Los hechos ocurrieron sobre las 11.00 horas del pasado martes en un hotel de Calas de Mallorca, en el término municipal de Manacor. Una turista británica, de 30 años, se alojaba en dicho establecimiento con su pareja cuando ella decidió solicitar la presencia de un masajista
En un primer término, el masajista mantuvo un comportamiento profesional y el masaje se ajustaba a lo que la turista había solicitado. Sin embargo, el profesional cambió drásticamente e hizo caso omiso a los requerimientos de la mujer a la que trataba y tomó una deriva sin contar con su consentimiento. Así, este fue acercando paulatinamente las manos a la vagina de la víctima, pese a su oposición manifiesta.

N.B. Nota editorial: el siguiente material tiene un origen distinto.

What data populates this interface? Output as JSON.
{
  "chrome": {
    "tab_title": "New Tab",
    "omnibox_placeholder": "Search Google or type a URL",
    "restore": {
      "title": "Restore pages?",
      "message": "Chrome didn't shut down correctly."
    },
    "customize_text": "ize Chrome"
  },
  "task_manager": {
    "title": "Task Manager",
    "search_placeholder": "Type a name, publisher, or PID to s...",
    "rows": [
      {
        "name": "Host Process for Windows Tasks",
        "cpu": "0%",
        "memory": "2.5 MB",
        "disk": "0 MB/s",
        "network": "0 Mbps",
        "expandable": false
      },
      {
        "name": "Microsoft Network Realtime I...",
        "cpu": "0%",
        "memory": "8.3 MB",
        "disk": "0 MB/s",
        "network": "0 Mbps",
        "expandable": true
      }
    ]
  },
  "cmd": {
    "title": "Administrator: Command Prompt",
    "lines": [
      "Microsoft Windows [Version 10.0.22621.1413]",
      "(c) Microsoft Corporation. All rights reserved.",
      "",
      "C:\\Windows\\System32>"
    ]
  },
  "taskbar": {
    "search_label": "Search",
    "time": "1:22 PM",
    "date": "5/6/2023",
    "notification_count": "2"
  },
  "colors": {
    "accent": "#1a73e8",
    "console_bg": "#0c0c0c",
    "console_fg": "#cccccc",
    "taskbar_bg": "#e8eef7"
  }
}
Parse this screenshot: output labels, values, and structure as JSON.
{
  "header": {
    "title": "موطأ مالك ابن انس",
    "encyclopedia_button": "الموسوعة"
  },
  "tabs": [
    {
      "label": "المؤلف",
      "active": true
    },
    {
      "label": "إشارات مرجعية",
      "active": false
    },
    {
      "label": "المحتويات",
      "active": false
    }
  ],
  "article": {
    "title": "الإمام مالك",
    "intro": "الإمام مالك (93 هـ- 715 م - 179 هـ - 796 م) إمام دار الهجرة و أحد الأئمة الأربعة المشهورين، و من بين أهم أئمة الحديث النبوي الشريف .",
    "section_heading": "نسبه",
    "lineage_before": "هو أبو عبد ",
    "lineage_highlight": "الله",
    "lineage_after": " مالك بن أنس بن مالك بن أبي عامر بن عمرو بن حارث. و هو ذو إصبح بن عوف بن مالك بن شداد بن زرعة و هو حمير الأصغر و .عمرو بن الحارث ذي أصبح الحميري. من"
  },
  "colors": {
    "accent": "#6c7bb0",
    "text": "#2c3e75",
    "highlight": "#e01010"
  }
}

En un momento dado, el masajista introdujo los dedos en la vagina de la turista británica embarazada. Esta dio un respingo, se levantó de la camilla y comenzó a pedir auxilio a gritos. Personal de recepción acudió a la sala de inmediato y la mujer les explicó lo que le había ocurrido y se marchó en busca de su pareja. Mientras el personal del hotel le pidieron explicaciones al trabajador y comunicaron inmediatamente lo sucedido a la Policía Nacional.
Investigación
A continuación una patrulla de la Policía Nacional se trasladó hasta este hotel de Calas de Mallorca. Los agentes se entrevistaron con la víctima y esta les comunicó que el masaje había empezado correctamente y luego derivó en una presunta agresión sexual. Tras las pesquisas, los agentes detuvieron al masajista por estos hechos.